If you build voice AI agents, you run tests. You write success criteria. You let an AI grader score the transcripts. Most of the time this works well.
But sometimes the grader fails the agent for the wrong reason.
I hit this last week. My voice agent ran an integration test in which a caller refused her email, then, mid-call, reported a burning smell from her electrical panel.
The agent did exactly what the prompt required. It accepted the email refusal without looping. It switched to the Emergency Flow when the burning smell came up.
It did not ask diagnostic questions. It batch-confirmed the remaining details, issued the emergency close, and fired end_call.

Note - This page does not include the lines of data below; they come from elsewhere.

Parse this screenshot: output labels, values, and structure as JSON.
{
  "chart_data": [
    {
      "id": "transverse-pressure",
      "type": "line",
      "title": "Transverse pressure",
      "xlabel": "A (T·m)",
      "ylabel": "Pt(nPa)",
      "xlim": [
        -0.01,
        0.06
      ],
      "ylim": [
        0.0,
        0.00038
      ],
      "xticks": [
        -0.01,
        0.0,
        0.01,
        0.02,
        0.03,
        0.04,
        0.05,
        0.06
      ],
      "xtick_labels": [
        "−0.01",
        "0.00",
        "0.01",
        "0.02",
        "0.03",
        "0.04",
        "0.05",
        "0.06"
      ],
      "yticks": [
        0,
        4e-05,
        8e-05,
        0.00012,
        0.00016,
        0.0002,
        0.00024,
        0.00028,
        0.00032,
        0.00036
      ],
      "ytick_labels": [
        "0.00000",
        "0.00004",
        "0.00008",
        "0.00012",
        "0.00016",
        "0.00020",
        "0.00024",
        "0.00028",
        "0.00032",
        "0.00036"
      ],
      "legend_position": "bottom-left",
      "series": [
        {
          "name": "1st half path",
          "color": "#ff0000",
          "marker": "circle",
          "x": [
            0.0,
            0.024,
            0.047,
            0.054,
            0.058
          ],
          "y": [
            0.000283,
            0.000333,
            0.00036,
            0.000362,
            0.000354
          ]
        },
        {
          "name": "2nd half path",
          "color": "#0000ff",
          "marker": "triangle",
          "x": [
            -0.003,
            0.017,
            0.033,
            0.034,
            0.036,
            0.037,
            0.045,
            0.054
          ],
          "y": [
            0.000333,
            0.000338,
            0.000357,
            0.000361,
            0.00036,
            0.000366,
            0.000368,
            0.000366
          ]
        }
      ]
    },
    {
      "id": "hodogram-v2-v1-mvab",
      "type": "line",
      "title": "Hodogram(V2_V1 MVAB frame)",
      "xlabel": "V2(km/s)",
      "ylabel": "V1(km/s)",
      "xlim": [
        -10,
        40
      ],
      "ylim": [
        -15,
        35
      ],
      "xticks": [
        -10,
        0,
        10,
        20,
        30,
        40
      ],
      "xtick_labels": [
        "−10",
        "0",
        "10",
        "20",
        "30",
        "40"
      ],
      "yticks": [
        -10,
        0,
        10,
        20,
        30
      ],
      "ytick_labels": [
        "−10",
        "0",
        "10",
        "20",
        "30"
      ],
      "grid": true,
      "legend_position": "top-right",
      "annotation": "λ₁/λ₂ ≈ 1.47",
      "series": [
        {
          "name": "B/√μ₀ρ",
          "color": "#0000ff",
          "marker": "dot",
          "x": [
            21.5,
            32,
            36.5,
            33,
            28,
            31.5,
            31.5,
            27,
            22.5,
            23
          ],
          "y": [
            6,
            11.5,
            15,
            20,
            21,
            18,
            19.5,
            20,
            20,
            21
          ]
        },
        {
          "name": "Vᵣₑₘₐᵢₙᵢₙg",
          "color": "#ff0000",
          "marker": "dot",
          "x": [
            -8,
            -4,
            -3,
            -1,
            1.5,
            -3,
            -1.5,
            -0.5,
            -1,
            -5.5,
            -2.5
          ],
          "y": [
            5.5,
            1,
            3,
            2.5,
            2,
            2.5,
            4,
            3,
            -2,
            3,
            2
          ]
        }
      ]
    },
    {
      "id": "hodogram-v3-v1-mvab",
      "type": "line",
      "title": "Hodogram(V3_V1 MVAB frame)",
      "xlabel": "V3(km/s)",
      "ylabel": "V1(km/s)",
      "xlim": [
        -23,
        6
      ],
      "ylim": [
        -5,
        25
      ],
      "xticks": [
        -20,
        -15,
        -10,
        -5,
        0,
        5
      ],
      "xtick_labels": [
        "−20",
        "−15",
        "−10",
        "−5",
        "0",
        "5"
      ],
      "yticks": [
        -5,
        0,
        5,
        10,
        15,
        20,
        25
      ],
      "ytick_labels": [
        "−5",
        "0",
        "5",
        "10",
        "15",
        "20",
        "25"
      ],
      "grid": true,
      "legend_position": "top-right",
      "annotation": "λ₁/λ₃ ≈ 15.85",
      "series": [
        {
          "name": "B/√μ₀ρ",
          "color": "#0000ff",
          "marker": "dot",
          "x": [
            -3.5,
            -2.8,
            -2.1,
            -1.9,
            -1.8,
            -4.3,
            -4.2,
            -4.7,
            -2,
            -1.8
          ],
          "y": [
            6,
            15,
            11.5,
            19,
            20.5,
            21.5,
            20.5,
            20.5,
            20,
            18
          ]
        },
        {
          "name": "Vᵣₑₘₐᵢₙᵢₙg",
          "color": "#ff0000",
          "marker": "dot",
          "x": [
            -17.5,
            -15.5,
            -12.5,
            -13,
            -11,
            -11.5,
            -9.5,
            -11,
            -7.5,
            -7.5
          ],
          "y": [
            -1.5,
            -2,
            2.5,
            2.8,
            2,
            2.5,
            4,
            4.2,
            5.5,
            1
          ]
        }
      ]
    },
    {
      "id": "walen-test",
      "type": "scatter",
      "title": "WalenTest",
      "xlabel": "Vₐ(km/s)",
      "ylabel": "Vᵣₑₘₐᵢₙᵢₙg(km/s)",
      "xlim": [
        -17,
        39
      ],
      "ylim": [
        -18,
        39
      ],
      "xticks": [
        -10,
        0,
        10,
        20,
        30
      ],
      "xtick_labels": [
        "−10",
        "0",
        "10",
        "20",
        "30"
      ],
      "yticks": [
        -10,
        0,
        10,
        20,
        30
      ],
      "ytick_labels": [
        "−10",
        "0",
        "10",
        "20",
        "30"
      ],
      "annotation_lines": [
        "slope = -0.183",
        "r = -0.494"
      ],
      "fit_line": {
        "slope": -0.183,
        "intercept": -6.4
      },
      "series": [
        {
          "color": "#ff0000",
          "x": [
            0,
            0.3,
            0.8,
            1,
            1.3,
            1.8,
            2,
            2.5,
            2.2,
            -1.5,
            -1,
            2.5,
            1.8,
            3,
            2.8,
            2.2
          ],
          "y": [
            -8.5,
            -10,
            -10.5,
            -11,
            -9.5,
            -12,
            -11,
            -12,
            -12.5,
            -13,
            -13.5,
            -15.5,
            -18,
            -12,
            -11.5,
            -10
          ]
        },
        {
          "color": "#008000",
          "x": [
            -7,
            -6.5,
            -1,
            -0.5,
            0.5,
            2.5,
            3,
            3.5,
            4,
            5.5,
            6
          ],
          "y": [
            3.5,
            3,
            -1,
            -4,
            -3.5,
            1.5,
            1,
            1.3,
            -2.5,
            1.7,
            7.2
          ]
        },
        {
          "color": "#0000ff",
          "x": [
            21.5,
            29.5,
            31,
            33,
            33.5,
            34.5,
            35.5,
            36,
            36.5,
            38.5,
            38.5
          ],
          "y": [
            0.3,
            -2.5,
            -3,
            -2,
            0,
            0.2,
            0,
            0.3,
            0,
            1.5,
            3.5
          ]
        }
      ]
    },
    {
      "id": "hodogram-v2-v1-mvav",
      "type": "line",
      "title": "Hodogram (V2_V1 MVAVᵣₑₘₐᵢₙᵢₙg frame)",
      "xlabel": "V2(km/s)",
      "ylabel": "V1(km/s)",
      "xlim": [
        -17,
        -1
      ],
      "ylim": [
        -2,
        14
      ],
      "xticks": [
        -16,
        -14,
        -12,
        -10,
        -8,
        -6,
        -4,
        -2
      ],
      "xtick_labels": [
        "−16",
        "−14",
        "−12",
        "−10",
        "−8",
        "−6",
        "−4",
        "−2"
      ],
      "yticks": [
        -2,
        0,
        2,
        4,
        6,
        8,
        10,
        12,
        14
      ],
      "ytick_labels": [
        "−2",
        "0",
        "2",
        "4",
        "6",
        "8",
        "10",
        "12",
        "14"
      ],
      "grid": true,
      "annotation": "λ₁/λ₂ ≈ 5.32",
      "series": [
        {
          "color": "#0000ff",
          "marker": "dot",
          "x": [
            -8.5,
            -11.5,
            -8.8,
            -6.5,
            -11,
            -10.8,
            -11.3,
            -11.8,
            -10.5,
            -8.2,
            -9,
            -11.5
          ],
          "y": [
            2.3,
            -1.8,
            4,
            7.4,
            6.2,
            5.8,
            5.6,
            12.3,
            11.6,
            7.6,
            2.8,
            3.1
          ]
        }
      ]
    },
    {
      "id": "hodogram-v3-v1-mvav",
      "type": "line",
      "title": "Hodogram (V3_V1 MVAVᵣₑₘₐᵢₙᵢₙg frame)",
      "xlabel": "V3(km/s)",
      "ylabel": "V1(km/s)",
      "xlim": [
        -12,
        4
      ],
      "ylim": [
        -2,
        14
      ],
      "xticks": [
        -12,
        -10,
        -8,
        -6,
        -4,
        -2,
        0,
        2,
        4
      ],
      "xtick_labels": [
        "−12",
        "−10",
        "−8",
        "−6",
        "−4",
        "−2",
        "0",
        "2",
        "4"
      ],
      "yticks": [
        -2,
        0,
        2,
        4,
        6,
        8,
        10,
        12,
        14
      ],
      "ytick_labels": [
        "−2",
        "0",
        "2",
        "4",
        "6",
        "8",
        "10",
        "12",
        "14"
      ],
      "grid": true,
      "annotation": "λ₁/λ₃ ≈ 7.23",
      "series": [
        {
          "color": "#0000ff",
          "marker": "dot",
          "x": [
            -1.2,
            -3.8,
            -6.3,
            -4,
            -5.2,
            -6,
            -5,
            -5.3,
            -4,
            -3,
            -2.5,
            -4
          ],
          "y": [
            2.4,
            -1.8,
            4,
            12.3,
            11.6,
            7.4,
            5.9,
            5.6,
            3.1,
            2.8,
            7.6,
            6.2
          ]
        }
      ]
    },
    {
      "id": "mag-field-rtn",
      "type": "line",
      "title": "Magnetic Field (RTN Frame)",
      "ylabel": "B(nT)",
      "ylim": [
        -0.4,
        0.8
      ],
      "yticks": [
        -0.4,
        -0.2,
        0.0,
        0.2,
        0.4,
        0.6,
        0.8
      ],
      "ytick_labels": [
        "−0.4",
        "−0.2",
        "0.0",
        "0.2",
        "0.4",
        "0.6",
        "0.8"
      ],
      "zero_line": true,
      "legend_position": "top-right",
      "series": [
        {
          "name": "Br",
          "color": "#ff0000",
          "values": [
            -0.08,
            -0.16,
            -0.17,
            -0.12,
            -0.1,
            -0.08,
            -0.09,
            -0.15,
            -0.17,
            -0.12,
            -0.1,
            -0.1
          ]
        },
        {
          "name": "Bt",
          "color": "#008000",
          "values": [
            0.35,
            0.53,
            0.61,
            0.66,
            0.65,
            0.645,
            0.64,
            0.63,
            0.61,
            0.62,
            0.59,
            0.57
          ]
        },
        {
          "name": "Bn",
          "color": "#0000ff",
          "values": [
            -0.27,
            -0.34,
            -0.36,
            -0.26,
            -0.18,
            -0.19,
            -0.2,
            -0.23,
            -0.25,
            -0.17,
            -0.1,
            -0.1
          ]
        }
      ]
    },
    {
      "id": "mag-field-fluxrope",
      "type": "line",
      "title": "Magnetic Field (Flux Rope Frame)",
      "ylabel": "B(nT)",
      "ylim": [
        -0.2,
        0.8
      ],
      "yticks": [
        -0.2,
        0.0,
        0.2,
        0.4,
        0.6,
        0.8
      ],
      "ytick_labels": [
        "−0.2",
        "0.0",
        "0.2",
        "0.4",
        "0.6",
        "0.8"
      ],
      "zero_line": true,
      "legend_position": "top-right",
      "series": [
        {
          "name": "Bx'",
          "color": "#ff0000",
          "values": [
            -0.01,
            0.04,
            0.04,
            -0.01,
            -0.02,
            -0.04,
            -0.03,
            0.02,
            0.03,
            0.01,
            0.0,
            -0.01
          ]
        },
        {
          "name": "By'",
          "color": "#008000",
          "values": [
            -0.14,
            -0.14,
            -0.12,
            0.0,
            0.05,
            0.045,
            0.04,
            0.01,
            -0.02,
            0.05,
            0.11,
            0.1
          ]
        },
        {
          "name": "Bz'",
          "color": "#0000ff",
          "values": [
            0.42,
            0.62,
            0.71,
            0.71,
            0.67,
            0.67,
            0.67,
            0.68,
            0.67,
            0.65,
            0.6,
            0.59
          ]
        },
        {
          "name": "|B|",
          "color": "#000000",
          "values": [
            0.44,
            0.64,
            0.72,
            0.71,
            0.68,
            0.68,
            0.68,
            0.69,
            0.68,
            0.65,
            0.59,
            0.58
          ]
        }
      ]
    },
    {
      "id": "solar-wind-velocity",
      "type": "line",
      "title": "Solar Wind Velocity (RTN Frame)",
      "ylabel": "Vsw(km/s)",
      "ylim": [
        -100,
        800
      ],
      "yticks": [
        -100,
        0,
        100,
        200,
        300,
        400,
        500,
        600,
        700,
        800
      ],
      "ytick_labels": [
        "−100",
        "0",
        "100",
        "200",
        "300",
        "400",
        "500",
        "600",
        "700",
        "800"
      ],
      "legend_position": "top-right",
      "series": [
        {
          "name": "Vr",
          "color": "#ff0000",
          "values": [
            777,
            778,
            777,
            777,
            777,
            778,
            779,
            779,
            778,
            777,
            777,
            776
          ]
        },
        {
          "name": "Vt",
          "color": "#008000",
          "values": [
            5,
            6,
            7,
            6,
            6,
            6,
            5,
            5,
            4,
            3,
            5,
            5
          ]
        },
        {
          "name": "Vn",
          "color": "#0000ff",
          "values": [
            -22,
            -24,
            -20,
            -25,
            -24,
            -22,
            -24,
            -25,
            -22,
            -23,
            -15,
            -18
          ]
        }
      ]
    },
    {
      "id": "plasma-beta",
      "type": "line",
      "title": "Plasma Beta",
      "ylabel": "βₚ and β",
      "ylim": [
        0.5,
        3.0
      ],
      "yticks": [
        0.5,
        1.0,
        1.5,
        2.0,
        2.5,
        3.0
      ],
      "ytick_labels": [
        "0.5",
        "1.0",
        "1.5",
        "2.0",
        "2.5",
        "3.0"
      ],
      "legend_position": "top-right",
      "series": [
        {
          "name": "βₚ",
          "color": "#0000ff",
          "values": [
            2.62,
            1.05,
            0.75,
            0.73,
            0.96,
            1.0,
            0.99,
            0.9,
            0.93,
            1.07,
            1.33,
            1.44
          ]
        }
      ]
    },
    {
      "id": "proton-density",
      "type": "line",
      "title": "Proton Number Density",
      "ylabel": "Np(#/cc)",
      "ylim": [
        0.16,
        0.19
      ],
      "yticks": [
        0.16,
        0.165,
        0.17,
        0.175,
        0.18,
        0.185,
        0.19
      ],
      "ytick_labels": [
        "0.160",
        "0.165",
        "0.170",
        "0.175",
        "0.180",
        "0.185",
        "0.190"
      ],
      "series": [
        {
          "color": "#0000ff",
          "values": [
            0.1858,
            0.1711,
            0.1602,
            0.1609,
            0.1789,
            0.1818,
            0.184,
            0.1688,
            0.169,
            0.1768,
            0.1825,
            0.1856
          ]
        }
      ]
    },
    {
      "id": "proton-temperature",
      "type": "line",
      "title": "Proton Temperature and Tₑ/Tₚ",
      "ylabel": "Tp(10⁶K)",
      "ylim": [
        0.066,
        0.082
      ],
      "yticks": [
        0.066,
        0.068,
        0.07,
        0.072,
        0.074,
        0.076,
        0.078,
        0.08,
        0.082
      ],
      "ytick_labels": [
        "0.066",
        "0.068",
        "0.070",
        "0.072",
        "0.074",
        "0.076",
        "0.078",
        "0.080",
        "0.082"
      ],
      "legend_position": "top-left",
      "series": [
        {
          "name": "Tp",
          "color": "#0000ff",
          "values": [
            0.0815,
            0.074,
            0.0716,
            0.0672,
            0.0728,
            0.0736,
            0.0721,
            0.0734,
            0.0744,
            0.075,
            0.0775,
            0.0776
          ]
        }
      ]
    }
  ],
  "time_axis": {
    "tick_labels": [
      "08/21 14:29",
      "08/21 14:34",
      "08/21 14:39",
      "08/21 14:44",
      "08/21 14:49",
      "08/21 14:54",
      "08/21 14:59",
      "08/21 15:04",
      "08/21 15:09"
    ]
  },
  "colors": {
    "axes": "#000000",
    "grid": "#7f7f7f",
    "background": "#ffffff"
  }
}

The grader still marked it as failed.
In the case of Retell AI, this is a voice AI grader (the test cases you created under 'Simulation Testing'):

The reason the grader gave:
"When the burning smell is reported, the agent does not immediately switch to Emergency Flow. Instead, the agent continues to confirm details. This is a diagnostic/clarifying question, not an immediate escalation."
I checked the prompt. The Emergency Flow has eight explicit steps. Step seven is a batch confirm. The agent did the batch confirm because the flow requires it.
The grader read "switches to Emergency Flow" as "skips everything and closes immediately." That is not what the prompt says. That is what the grader assumed it ought to say.
The grader invented a rule that was not in the prompt.
This is what I call a grader false positive.
The agent works. The test fails anyway. If you trust the grader without checking, you will fix things that are not broken and break things that work.
How to spot a grader's false positive.
Read the failure reason out loud. Then check the rule it cites against the actual prompt.
In my case, three signals tell me the grader is wrong, not the agent.
The first signal is rule invention.
The grader cites a rule that sounds plausible but does not exist in the prompt. In my case, the prompt defines the Emergency Flow as an eight-step procedure. The grader treated it as "drop everything and close." The grader's version is intuitive, but it is not what the prompt says.
The second signal is overcorrection from a real concern.
Emergency calls are time-sensitive. A grader trained on "be fast in emergencies" can over-apply that into "skip every step that is not the close." The instinct is reasonable. The verdict is wrong because the prompt has already accounted for that instinct by defining a tight, minimum-field emergency procedure.
The third signal is a contradiction with the prompt itself.
If following the grader's rule would force the agent to break a different rule, the grader is wrong. In my case, skipping the batch confirm would have meant breaking the prompt's Emergency Flow definition outright. The grader's expectation and the prompt's instructions cannot both be right.
How to fix it?
When a test fails, check three things in order.
- Did the agent break a real rule that exists in the prompt? If it doesn't, the grader invented something, that's a false positive.
- If the rule exists, check whether the agent's behaviour really violates it or whether the grader misread the transcript. Misreading is possible too.
- If the rule exists and the behaviour really violates it, the failure is real. The fix is on the prompt side (make the rule more enforceable) or the test side (if the test was unrealistic).
The fix is to the success criteria, or to the example interactions in the test, or to a quick check whether the grader has misread the same kind of test before.
A grader false positive looks identical to an agent failure on the surface. Reading the transcript is the only reliable way to tell them apart.
LLM graders are useful but not infallible.
They pattern-match the same way the agents do.
They have intuitions about what a "good emergency response", a "clean close", or a "proper refusal" should look like.
Sometimes those intuitions are sharper than the prompt's actual rules. When that happens, the grader fails the agent for not matching its intuition, even when the agent matches the prompt exactly.
If you treat every grader failure as an agent failure, you will overfit your prompt to the grader's intuitions instead of to real user needs.
You will add rules to handle false positives. You will weaken behaviours that the prompt got right. The agent gets worse in production while the test scores get better.